A government panel started discussions Tuesday on how to address repercussions in the Tokyo Metropolitan Area in the event Mount Fuji erupts, with falling volcanic ash likely to push the capital into chaos.
Mount Fuji, Japan’s highest peak at 3,776 meters and lying about 100 kilometers from central Tokyo, is an active volcano with a history of a number of major eruptions.
The Central Disaster Management Council will assess the speed and scope in which volcanic ash will fall, and its influence on transportation infrastructure and electricity and water supplies, in the case of an eruption.
The 14-member working group at the council, led by Toshitsugu Fujii, a professor emeritus at the University of Tokyo, aims to draw up a proposal within a year that will likely be reflected in local municipalities’ disaster management plans.

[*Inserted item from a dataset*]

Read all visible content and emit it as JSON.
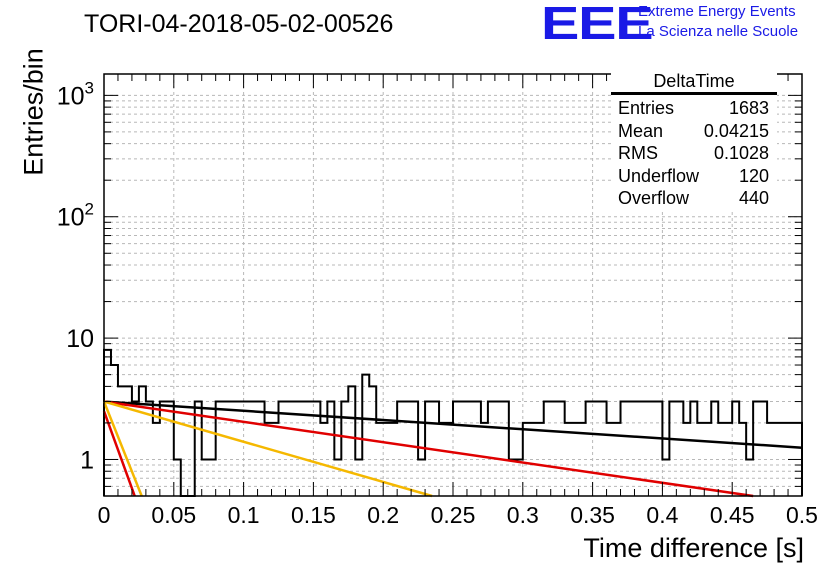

The group will assume numerous scenarios, reflecting volume of volcanic ash, wind direction and length of eruption, using references from the previous eruption of Mount Fuji in 1707.
It will assess the accuracy of a previous estimate, made by another government panel, that there would be up to 10 centimeters of volcanic ash in Tokyo in the event of an eruption.
The working group will also discuss steps to discard and store fallen ash from the eruption.
According to historical records, Mount Fuji’s 1707 eruption lasted for 16 days, piling 4 centimeters of volcanic ash near what is now central Tokyo. The mountain has not erupted since then, with no signs of volcanic activity observed since the 1960s.